Mix the dry ingredients. In a mixing bowl, whisk together the flour, whole-wheat pastry flour, and salt.
Cut in the butter. Using a pastry cutter or a fork, cut in the butter and cream cheese; cut until the mixture is crumbly.
Add the wet ingredients. Stir in the oil and stir until the mixture is completely moistened. Add water and toss with a fork to combine.
Knead and chill the dough. Lightly flour your work area and knead the dough for 30 seconds. Shape the dough into a ball, press it into a disk, and wrap it in plastic wrap. Refrigerate for 30 minutes.
Make the Apple Filling
Combine the apples and spices. Place the apple slices in a mixing bowl and toss them with lemon juice. Add light brown sugar, cinnamon, and nutmeg; toss to combine. Sprinkle with flour and toss to combine; set aside.
Shape the crust. Remove the prepared dough from the fridge. Lightly grease a 9-inch pie dish with baking spray and set aside. On a lightly floured surface, roll out the dough into a 14-inch circle. Transfer the dough to the prepared pie dish and press it firmly into the bottom and up the sides of the dish.
Dock the crust. Prick the dough in several places with a fork. Place back in the fridge for 15 minutes.
Make the Cake Batter
Mix the dry ingredients. In a small bowl, whisk together the flour and baking powder until combined, then set aside.
Mix the wet ingredients.

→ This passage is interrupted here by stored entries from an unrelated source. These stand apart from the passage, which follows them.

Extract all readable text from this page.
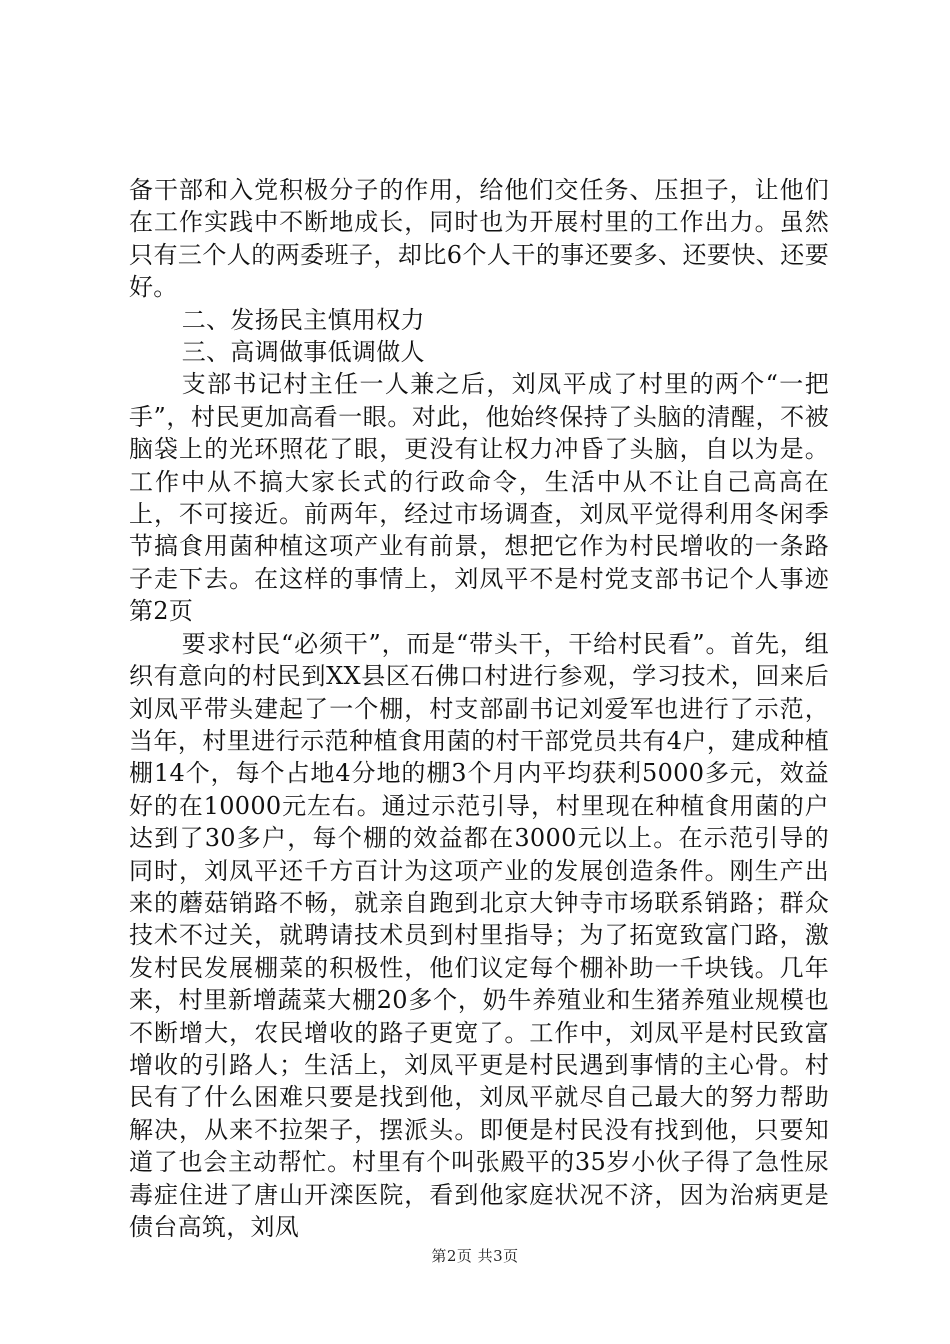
备干部和入党积极分子的作用，给他们交任务、压担子，让他们在工作实践中不断地成长，同时也为开展村里的工作出力。虽然只有三个人的两委班子，却比6个人干的事还要多、还要快、还要好。

二、发扬民主慎用权力

三、高调做事低调做人

支部书记村主任一人兼之后，刘凤平成了村里的两个“一把手”，村民更加高看一眼。对此，他始终保持了头脑的清醒，不被脑袋上的光环照花了眼，更没有让权力冲昏了头脑，自以为是。工作中从不搞大家长式的行政命令，生活中从不让自己高高在上，不可接近。前两年，经过市场调查，刘凤平觉得利用冬闲季节搞食用菌种植这项产业有前景，想把它作为村民增收的一条路子走下去。在这样的事情上，刘凤平不是村党支部书记个人事迹第2页

要求村民“必须干”，而是“带头干，干给村民看”。首先，组织有意向的村民到XX县区石佛口村进行参观，学习技术，回来后刘凤平带头建起了一个棚，村支部副书记刘爱军也进行了示范，当年，村里进行示范种植食用菌的村干部党员共有4户，建成种植棚14个，每个占地4分地的棚3个月内平均获利5000多元，效益好的在10000元左右。通过示范引导，村里现在种植食用菌的户达到了30多户，每个棚的效益都在3000元以上。在示范引导的同时，刘凤平还千方百计为这项产业的发展创造条件。刚生产出来的蘑菇销路不畅，就亲自跑到北京大钟寺市场联系销路；群众技术不过关，就聘请技术员到村里指导；为了拓宽致富门路，激发村民发展棚菜的积极性，他们议定每个棚补助一千块钱。几年来，村里新增蔬菜大棚20多个，奶牛养殖业和生猪养殖业规模也不断增大，农民增收的路子更宽了。工作中，刘凤平是村民致富增收的引路人；生活上，刘凤平更是村民遇到事情的主心骨。村民有了什么困难只要是找到他，刘凤平就尽自己最大的努力帮助解决，从来不拉架子，摆派头。即便是村民没有找到他，只要知道了也会主动帮忙。村里有个叫张殿平的35岁小伙子得了急性尿毒症住进了唐山开滦医院，看到他家庭状况不济，因为治病更是债台高筑，刘凤

第2页 共3页
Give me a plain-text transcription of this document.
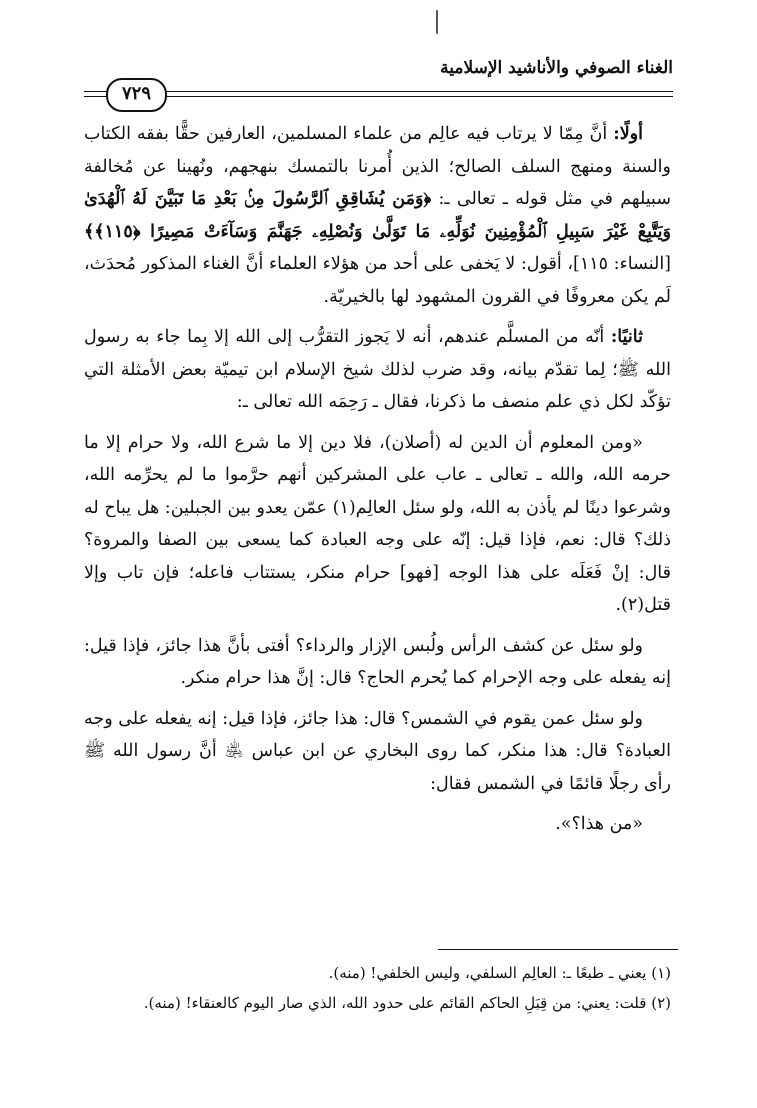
الغناء الصوفي والأناشيد الإسلامية
٧٢٩

أولًا: أنَّ مِمّا لا يرتاب فيه عالِم من علماء المسلمين، العارفين حقًّا بفقه الكتاب والسنة ومنهج السلف الصالح؛ الذين أُمرنا بالتمسك بنهجهم، ونُهينا عن مُخالفة سبيلهم في مثل قوله ـ تعالى ـ: ﴿وَمَن يُشَاقِقِ ٱلرَّسُولَ مِنۢ بَعْدِ مَا تَبَيَّنَ لَهُ ٱلْهُدَىٰ وَيَتَّبِعْ غَيْرَ سَبِيلِ ٱلْمُؤْمِنِينَ نُوَلِّهِۦ مَا تَوَلَّىٰ وَنُصْلِهِۦ جَهَنَّمَ وَسَآءَتْ مَصِيرًا ﴿١١٥﴾﴾ [النساء: ١١٥]، أقول: لا يَخفى على أحد من هؤلاء العلماء أنَّ الغناء المذكور مُحدَث، لَم يكن معروفًا في القرون المشهود لها بالخيريّة.

ثانيًا: أنّه من المسلَّم عندهم، أنه لا يَجوز التقرُّب إلى الله إلا بِما جاء به رسول الله ﷺ؛ لِما تقدّم بيانه، وقد ضرب لذلك شيخ الإسلام ابن تيميّة بعض الأمثلة التي تؤكّد لكل ذي علم منصف ما ذكرنا، فقال ـ رَحِمَه الله تعالى ـ:

«ومن المعلوم أن الدين له (أصلان)، فلا دين إلا ما شرع الله، ولا حرام إلا ما حرمه الله، والله ـ تعالى ـ عاب على المشركين أنهم حرَّموا ما لم يحرِّمه الله، وشرعوا دينًا لم يأذن به الله، ولو سئل العالِم(١) عمّن يعدو بين الجبلين: هل يباح له ذلك؟ قال: نعم، فإذا قيل: إنّه على وجه العبادة كما يسعى بين الصفا والمروة؟ قال: إنْ فَعَلَه على هذا الوجه [فهو] حرام منكر، يستتاب فاعله؛ فإن تاب وإلا قتل(٢).

ولو سئل عن كشف الرأس ولُبس الإزار والرداء؟ أفتى بأنَّ هذا جائز، فإذا قيل: إنه يفعله على وجه الإحرام كما يُحرم الحاج؟ قال: إنَّ هذا حرام منكر.

ولو سئل عمن يقوم في الشمس؟ قال: هذا جائز، فإذا قيل: إنه يفعله على وجه العبادة؟ قال: هذا منكر، كما روى البخاري عن ابن عباس ﵁ أنَّ رسول الله ﷺ رأى رجلًا قائمًا في الشمس فقال:

«من هذا؟».

(١) يعني ـ طبعًا ـ: العالِم السلفي، وليس الخلفي! (منه).

(٢) قلت: يعني: من قِبَلِ الحاكم القائم على حدود الله، الذي صار اليوم كالعنقاء! (منه).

In your mixer's bowl, combine the eggs, sugar, and vanilla; beat for 1 minute or until pale yellow and fluffy.
Combine. Add the flour mixture to the egg mixture; set the mixer to low and continue mixing until combined, about 15 seconds.
Assemble. Preheat the oven to 425ºF. Remove the prepared crust from the fridge. Spoon the previously prepared apple mixture into the crust. Pour the cake batter over the apples.
Bake! Bake at 425ºF for 10 minutes. Then reduce the heat to 350°F and continue baking for 35 to 40 minutes, or until the top is lightly browned and set. If the top browns too quickly, tent loosely with foil for the last 10 to 15 minutes.
Cool and serve. Remove from the oven and let the apple pie cake cool for at least 20 minutes before cutting and serving.